Хотя это всё-таки не самый тяжёлый случай, при моей работе в этот полевой сезон, по сравнению с тем, что вытворяют кадровики нашей геологической партии, кого они ко мне только не присылали из рабочих, словно у меня здесь для всяких калек богадельня, особенно, когда они прислали одного такого рабочего, с признаками сильного ожирения, весом в 120 килограмм. Не знаю, куда и на что смотрели наши кадровики, когда его оформляли на работу.
Присмотрелся я к этому работника, когда идёт, пот сыпется градом. Пройдёт метров триста, сядет отдышаться не может. Что мне оставалось делать? Оставил я его в нашем «таборе» за повара, но и с этой обязанностью он не справился, потому что вскоре выяснилось, что ещё очень нечистоплотный человек, которого за руку нужно было водить к реке умываться и постоянно заставлять после туалета мыть руки. Тут уж все мои рабочие возмутились «работой» такого повара, и «блюдами», которые он кое-как готовил, и мне пришлось опять брать его с собой в маршруты.
И вот пошёл я с ним в первый раз на участок, где моему «бывшему повару» предстояло копать шурф. Прошли мы с ним километров пять и тут вдруг садиться он на большой камень и говорит, – ну, если пройду, ещё километр, упаду и больше не встану. Тут уже я, не на шутку, испугался, – что я буду делать, «с этакой тушей» своего рабочего. Ну, и взвалил на себя его рюкзак с пробами, кирку и лопату, подождал пока он не спеша встанет с камня. а потом потихонечку с частыми остановками, добрался за несколько часов, до нашей стоянки.
Эта была, у моего терпения, последняя капля. Вызвал я по радио своё начальство, и говорю забирайте «своё сокровище», пока оно меня в могилу не загнало. К счастью начальство пошло мне навстречу и с первым же прилетевшим ко мне вертолётом, вывезло «моего повара» к себе на базу, а то бы вся моя работа здесь выглядела просто прямым издевательством над моей личностью.
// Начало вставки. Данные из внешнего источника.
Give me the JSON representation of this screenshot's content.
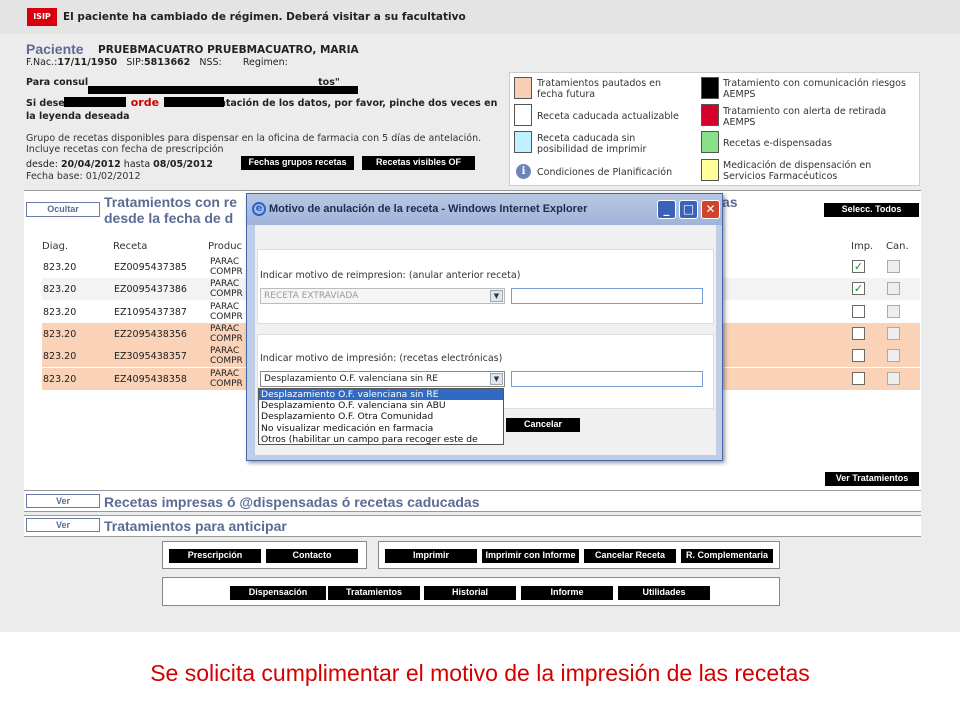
{
  "header": {
    "logo": "ISIP",
    "alert": "El paciente ha cambiado de régimen. Deberá visitar a su facultativo"
  },
  "patient": {
    "title": "Paciente",
    "name": "PRUEBMACUATRO PRUEBMACUATRO, MARIA",
    "fnac_label": "F.Nac.:",
    "fnac": "17/11/1950",
    "sip_label": "SIP:",
    "sip": "5813662",
    "nss_label": "NSS:",
    "regimen_label": "Regimen:"
  },
  "info": {
    "consult_start": "Para consul",
    "consult_end": "tos\"",
    "sidesea_start": "Si dese",
    "orde": "orde",
    "sidesea_end": "ntación de los datos, por favor, pinche dos veces en",
    "sidesea_line2": "la leyenda deseada",
    "grupo": "Grupo de recetas disponibles para dispensar en la oficina de farmacia con 5 días de antelación. Incluye recetas con fecha de prescripción",
    "desde_label": "desde:",
    "desde": "20/04/2012",
    "hasta_label": "hasta",
    "hasta": "08/05/2012",
    "fechas_btn": "Fechas grupos recetas",
    "visibles_btn": "Recetas visibles OF",
    "fbase_label": "Fecha base:",
    "fbase": "01/02/2012"
  },
  "legend": [
    {
      "label": "Tratamientos pautados en fecha futura",
      "color": "#f9cfb3"
    },
    {
      "label": "Tratamiento con comunicación riesgos AEMPS",
      "color": "#000000"
    },
    {
      "label": "Receta caducada actualizable",
      "color": "#ffffff"
    },
    {
      "label": "Tratamiento con alerta de retirada AEMPS",
      "color": "#d6002a"
    },
    {
      "label": "Receta caducada sin posibilidad de imprimir",
      "color": "#bff0ff"
    },
    {
      "label": "Recetas e-dispensadas",
      "color": "#88e088"
    },
    {
      "label": "Condiciones de Planificación",
      "color": ""
    },
    {
      "label": "Medicación de dispensación en Servicios Farmacéuticos",
      "color": "#ffff99"
    }
  ],
  "main": {
    "ocultar": "Ocultar",
    "title_start": "Tratamientos con re",
    "title_line2": "desde la fecha de d",
    "title_end": "as",
    "selecc": "Selecc. Todos",
    "columns": {
      "diag": "Diag.",
      "receta": "Receta",
      "product": "Produc",
      "imp": "Imp.",
      "can": "Can."
    },
    "rows": [
      {
        "diag": "823.20",
        "receta": "EZ0095437385",
        "p1": "PARAC",
        "p2": "COMPR",
        "imp": true,
        "color": "#ffffff"
      },
      {
        "diag": "823.20",
        "receta": "EZ0095437386",
        "p1": "PARAC",
        "p2": "COMPR",
        "imp": true,
        "color": "#f3f3f3"
      },
      {
        "diag": "823.20",
        "receta": "EZ1095437387",
        "p1": "PARAC",
        "p2": "COMPR",
        "imp": false,
        "color": "#ffffff"
      },
      {
        "diag": "823.20",
        "receta": "EZ2095438356",
        "p1": "PARAC",
        "p2": "COMPR",
        "imp": false,
        "color": "#f9d2b8"
      },
      {
        "diag": "823.20",
        "receta": "EZ3095438357",
        "p1": "PARAC",
        "p2": "COMPR",
        "imp": false,
        "color": "#f9d2b8"
      },
      {
        "diag": "823.20",
        "receta": "EZ4095438358",
        "p1": "PARAC",
        "p2": "COMPR",
        "imp": false,
        "color": "#f9d2b8"
      }
    ],
    "ver_trat": "Ver Tratamientos"
  },
  "panels": [
    {
      "btn": "Ver",
      "title": "Recetas impresas ó @dispensadas ó recetas caducadas"
    },
    {
      "btn": "Ver",
      "title": "Tratamientos para anticipar"
    }
  ],
  "modal": {
    "title": "Motivo de anulación de la receta - Windows Internet Explorer",
    "reimp_label": "Indicar motivo de reimpresion: (anular anterior receta)",
    "reimp_value": "RECETA EXTRAVIADA",
    "imp_label": "Indicar motivo de impresión: (recetas electrónicas)",
    "imp_value": "Desplazamiento O.F. valenciana sin RE",
    "cancel": "Cancelar",
    "options": [
      "Desplazamiento O.F. valenciana sin RE",
      "Desplazamiento O.F. valenciana sin ABU",
      "Desplazamiento O.F. Otra Comunidad",
      "No visualizar medicación en farmacia",
      "Otros (habilitar un campo para recoger este de"
    ]
  },
  "toolbar1": {
    "prescripcion": "Prescripción",
    "contacto": "Contacto",
    "imprimir": "Imprimir",
    "imprimir_informe": "Imprimir con Informe",
    "cancelar": "Cancelar Receta",
    "complementaria": "R. Complementaria"
  },
  "toolbar2": {
    "dispensacion": "Dispensación",
    "tratamientos": "Tratamientos",
    "historial": "Historial",
    "informe": "Informe",
    "utilidades": "Utilidades"
  },
  "caption": "Se solicita cumplimentar el motivo de la impresión de las recetas"
}
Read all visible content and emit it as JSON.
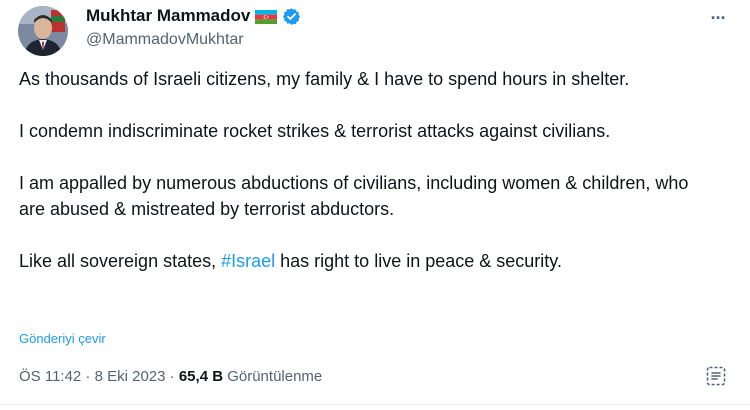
{
  "author": {
    "name": "Mukhtar Mammadov",
    "handle": "@MammadovMukhtar",
    "flag_icon": "azerbaijan-flag-icon",
    "verified_icon": "verified-badge-icon"
  },
  "tweet": {
    "paragraphs": [
      "As thousands of Israeli citizens, my family & I have to spend hours in shelter.",
      "I condemn indiscriminate rocket strikes & terrorist attacks against civilians.",
      "I am appalled by numerous abductions of civilians, including women & children, who are abused & mistreated by terrorist abductors."
    ],
    "last_paragraph": {
      "before": "Like all sovereign states, ",
      "hashtag": "#Israel",
      "after": " has right to live in peace & security."
    },
    "translate_label": "Gönderiyi çevir"
  },
  "meta": {
    "time": "ÖS 11:42",
    "sep1": " · ",
    "date": "8 Eki 2023",
    "sep2": " · ",
    "views_count": "65,4 B",
    "views_label": " Görüntülenme"
  },
  "colors": {
    "accent": "#1d9bf0",
    "text": "#0f1419",
    "secondary": "#536471"
  }
}
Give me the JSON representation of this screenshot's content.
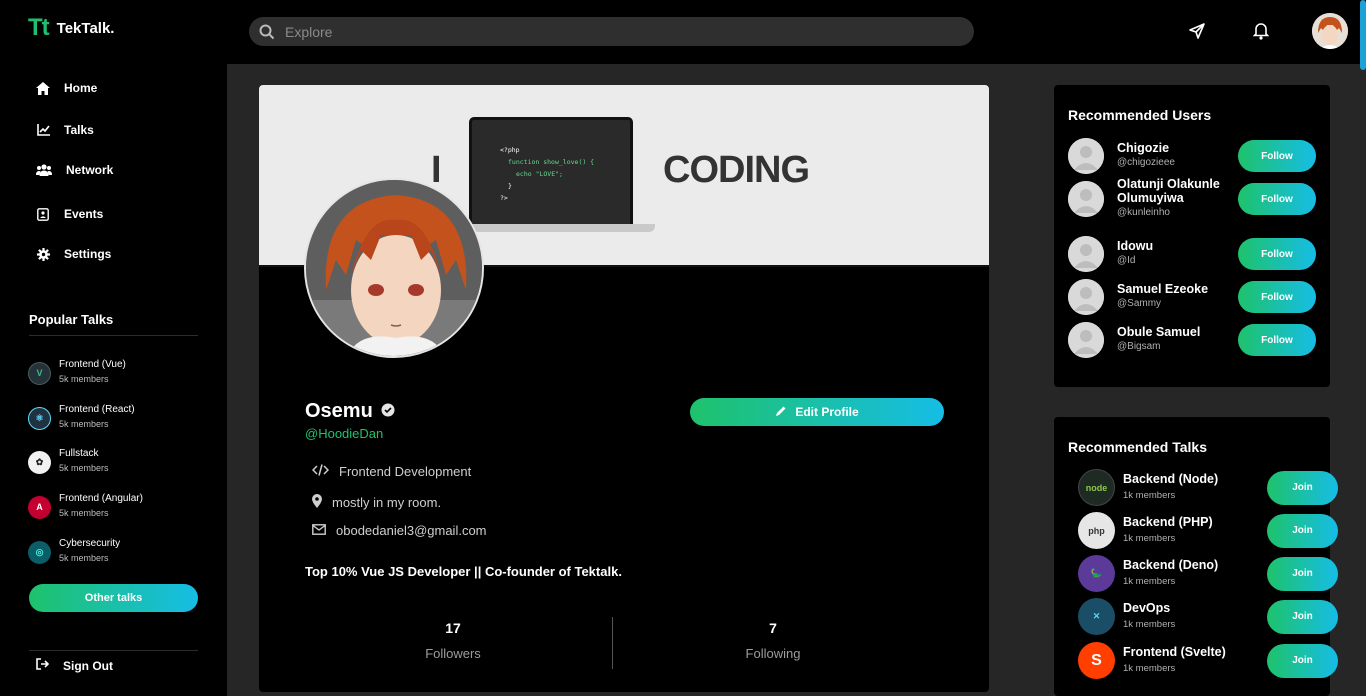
{
  "app": {
    "logo_mark": "Tt",
    "logo_text": "TekTalk."
  },
  "search": {
    "placeholder": "Explore"
  },
  "sidebar": {
    "nav": [
      {
        "label": "Home",
        "icon": "home-icon"
      },
      {
        "label": "Talks",
        "icon": "chart-icon"
      },
      {
        "label": "Network",
        "icon": "users-icon"
      },
      {
        "label": "Events",
        "icon": "contact-card-icon"
      },
      {
        "label": "Settings",
        "icon": "gear-icon"
      }
    ],
    "popular_title": "Popular Talks",
    "talks": [
      {
        "name": "Frontend (Vue)",
        "members": "5k members"
      },
      {
        "name": "Frontend (React)",
        "members": "5k members"
      },
      {
        "name": "Fullstack",
        "members": "5k members"
      },
      {
        "name": "Frontend (Angular)",
        "members": "5k members"
      },
      {
        "name": "Cybersecurity",
        "members": "5k members"
      }
    ],
    "other_talks": "Other talks",
    "sign_out": "Sign Out"
  },
  "profile": {
    "banner_left": "I",
    "banner_right": "CODING",
    "code_lines": [
      "<?php",
      "function show_love() {",
      "echo \"LOVE\";",
      "}",
      "?>"
    ],
    "name": "Osemu",
    "handle": "@HoodieDan",
    "edit_label": "Edit Profile",
    "role": "Frontend Development",
    "location": "mostly in my room.",
    "email": "obodedaniel3@gmail.com",
    "bio": "Top 10% Vue JS Developer || Co-founder of Tektalk.",
    "followers_count": "17",
    "followers_label": "Followers",
    "following_count": "7",
    "following_label": "Following"
  },
  "recommended_users": {
    "title": "Recommended Users",
    "follow_label": "Follow",
    "users": [
      {
        "name": "Chigozie",
        "handle": "@chigozieee"
      },
      {
        "name": "Olatunji Olakunle Olumuyiwa",
        "handle": "@kunleinho"
      },
      {
        "name": "Idowu",
        "handle": "@Id"
      },
      {
        "name": "Samuel Ezeoke",
        "handle": "@Sammy"
      },
      {
        "name": "Obule Samuel",
        "handle": "@Bigsam"
      }
    ]
  },
  "recommended_talks": {
    "title": "Recommended Talks",
    "join_label": "Join",
    "talks": [
      {
        "name": "Backend (Node)",
        "members": "1k members"
      },
      {
        "name": "Backend (PHP)",
        "members": "1k members"
      },
      {
        "name": "Backend (Deno)",
        "members": "1k members"
      },
      {
        "name": "DevOps",
        "members": "1k members"
      },
      {
        "name": "Frontend (Svelte)",
        "members": "1k members"
      }
    ]
  },
  "colors": {
    "accent_green": "#1ec26b",
    "accent_blue": "#16bde6",
    "background": "#262626",
    "panel": "#000000"
  }
}
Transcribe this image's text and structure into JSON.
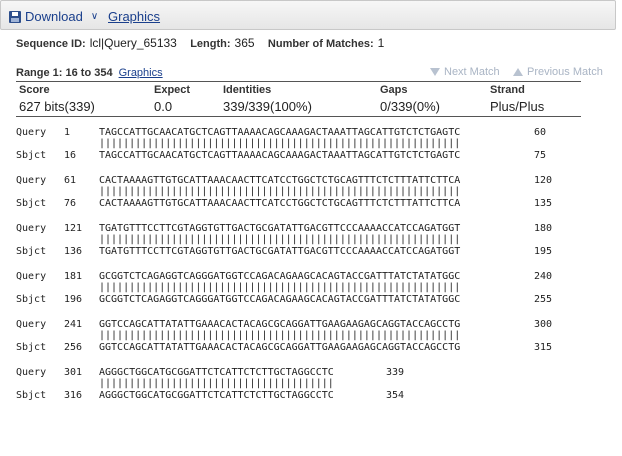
{
  "toolbar": {
    "download_label": "Download",
    "download_icon": "floppy-disk-icon",
    "graphics_label": "Graphics"
  },
  "seqinfo": {
    "id_label": "Sequence ID:",
    "id_value": "lcl|Query_65133",
    "length_label": "Length:",
    "length_value": "365",
    "matches_label": "Number of Matches:",
    "matches_value": "1"
  },
  "range": {
    "label": "Range 1: 16 to 354",
    "graphics_link": "Graphics",
    "next_match": "Next Match",
    "previous_match": "Previous Match"
  },
  "stats": {
    "headers": [
      "Score",
      "Expect",
      "Identities",
      "Gaps",
      "Strand"
    ],
    "values": [
      "627 bits(339)",
      "0.0",
      "339/339(100%)",
      "0/339(0%)",
      "Plus/Plus"
    ]
  },
  "alignment": [
    {
      "q_label": "Query",
      "q_start": "1",
      "q_seq": "TAGCCATTGCAACATGCTCAGTTAAAACAGCAAAGACTAAATTAGCATTGTCTCTGAGTC",
      "q_end": "60",
      "match": "||||||||||||||||||||||||||||||||||||||||||||||||||||||||||||",
      "s_label": "Sbjct",
      "s_start": "16",
      "s_seq": "TAGCCATTGCAACATGCTCAGTTAAAACAGCAAAGACTAAATTAGCATTGTCTCTGAGTC",
      "s_end": "75"
    },
    {
      "q_label": "Query",
      "q_start": "61",
      "q_seq": "CACTAAAAGTTGTGCATTAAACAACTTCATCCTGGCTCTGCAGTTTCTCTTTATTCTTCA",
      "q_end": "120",
      "match": "||||||||||||||||||||||||||||||||||||||||||||||||||||||||||||",
      "s_label": "Sbjct",
      "s_start": "76",
      "s_seq": "CACTAAAAGTTGTGCATTAAACAACTTCATCCTGGCTCTGCAGTTTCTCTTTATTCTTCA",
      "s_end": "135"
    },
    {
      "q_label": "Query",
      "q_start": "121",
      "q_seq": "TGATGTTTCCTTCGTAGGTGTTGACTGCGATATTGACGTTCCCAAAACCATCCAGATGGT",
      "q_end": "180",
      "match": "||||||||||||||||||||||||||||||||||||||||||||||||||||||||||||",
      "s_label": "Sbjct",
      "s_start": "136",
      "s_seq": "TGATGTTTCCTTCGTAGGTGTTGACTGCGATATTGACGTTCCCAAAACCATCCAGATGGT",
      "s_end": "195"
    },
    {
      "q_label": "Query",
      "q_start": "181",
      "q_seq": "GCGGTCTCAGAGGTCAGGGATGGTCCAGACAGAAGCACAGTACCGATTTATCTATATGGC",
      "q_end": "240",
      "match": "||||||||||||||||||||||||||||||||||||||||||||||||||||||||||||",
      "s_label": "Sbjct",
      "s_start": "196",
      "s_seq": "GCGGTCTCAGAGGTCAGGGATGGTCCAGACAGAAGCACAGTACCGATTTATCTATATGGC",
      "s_end": "255"
    },
    {
      "q_label": "Query",
      "q_start": "241",
      "q_seq": "GGTCCAGCATTATATTGAAACACTACAGCGCAGGATTGAAGAAGAGCAGGTACCAGCCTG",
      "q_end": "300",
      "match": "||||||||||||||||||||||||||||||||||||||||||||||||||||||||||||",
      "s_label": "Sbjct",
      "s_start": "256",
      "s_seq": "GGTCCAGCATTATATTGAAACACTACAGCGCAGGATTGAAGAAGAGCAGGTACCAGCCTG",
      "s_end": "315"
    },
    {
      "q_label": "Query",
      "q_start": "301",
      "q_seq": "AGGGCTGGCATGCGGATTCTCATTCTCTTGCTAGGCCTC",
      "q_end": "339",
      "match": "|||||||||||||||||||||||||||||||||||||||",
      "s_label": "Sbjct",
      "s_start": "316",
      "s_seq": "AGGGCTGGCATGCGGATTCTCATTCTCTTGCTAGGCCTC",
      "s_end": "354"
    }
  ]
}
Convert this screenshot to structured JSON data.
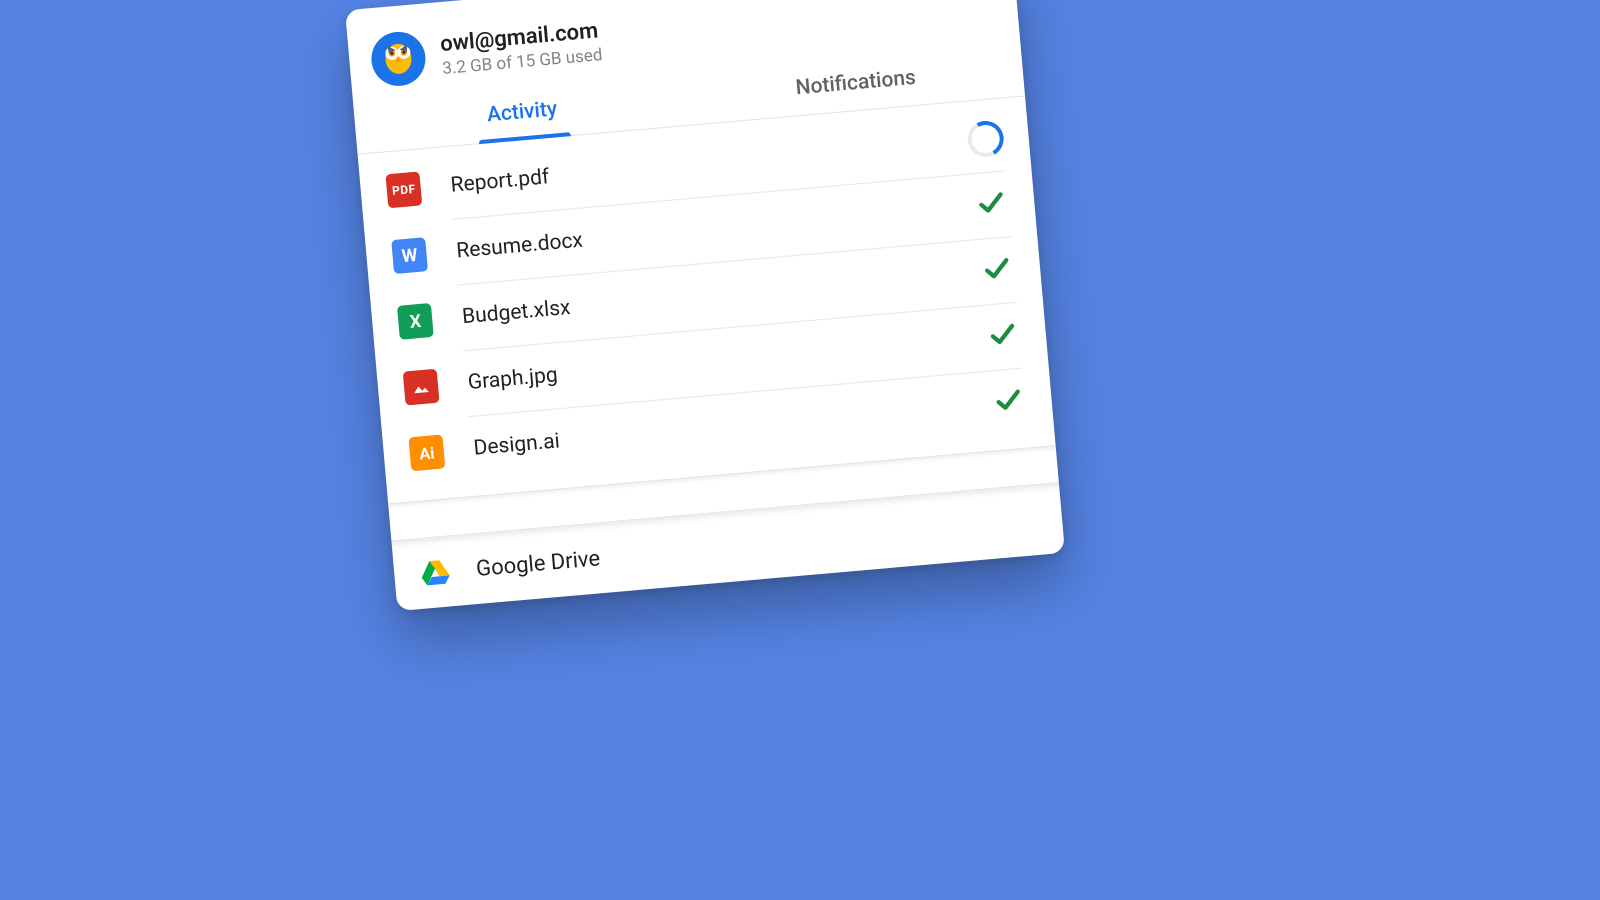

Пока мы с «товарищем из нефтеразведки» делились своими разными таёжными историями и приключениями (тем, что переполняло души и чем не с каждым можно поделиться, а точнее найти того, на кого можно было бы излить свои впечатления), выяснилось, что рейсовый АН-2 сломался и неизвестно теперь, когда он вылетит из Ербогачёна. Но не успел «товарищ из нефтеразведки» выразить мне сочувствие, как я услышал из репродуктора свою фамилию, с просьбой подойти к кассиру аэропорта и сразу к нему побежал к зданию аэропорта.
Оказалось, что из Ерёмы «позвонил» Костя Юрьев и поинтересовался, какое у меня настроение. Плохое, – ответил я, – два вертолёта проспал, на третий меня не взяли, и рейсовый АН-2, как назло сломался в Ербогачёне.
Костя поинтересовался у кассира, кто сегодня диспетчер в аэропорте и решил позвонить ему, но не смог дозвониться, и он снова позвонил кассиру. Кассир, женщина средних лет, приятной наружности, заверила Костю, что всё будет в порядке, и она обязательно отправит меня на вертолёте в Киренск.
Не долго раздумывая, как это сделать, она оформила на меня сопроводительные бумаги и договорилась с руководителем перевозок оборудования на буровые, чтоб он не забыл меня взять вместе со своими работниками.
Сначала я предполагал, что улечу на МИ-8, но тут неожиданно прилетели два МИ-2 и меня отправили на одном из них в Киренск. В вертолёте летели двое, только пилот и я, обзор был из него местности великолепным, но вскоре однообразие рельефа поверхности земли, мне надоело. Шум работающего надо мной двигателя вертолёта, закладывал мне уши, и я переключил своё внимание, с рассматривая «зелёного моря тайги» на полёты, залетевших в салон вертолёта паутов (так здесь называют местные жители, одни оводов, а другие слепней).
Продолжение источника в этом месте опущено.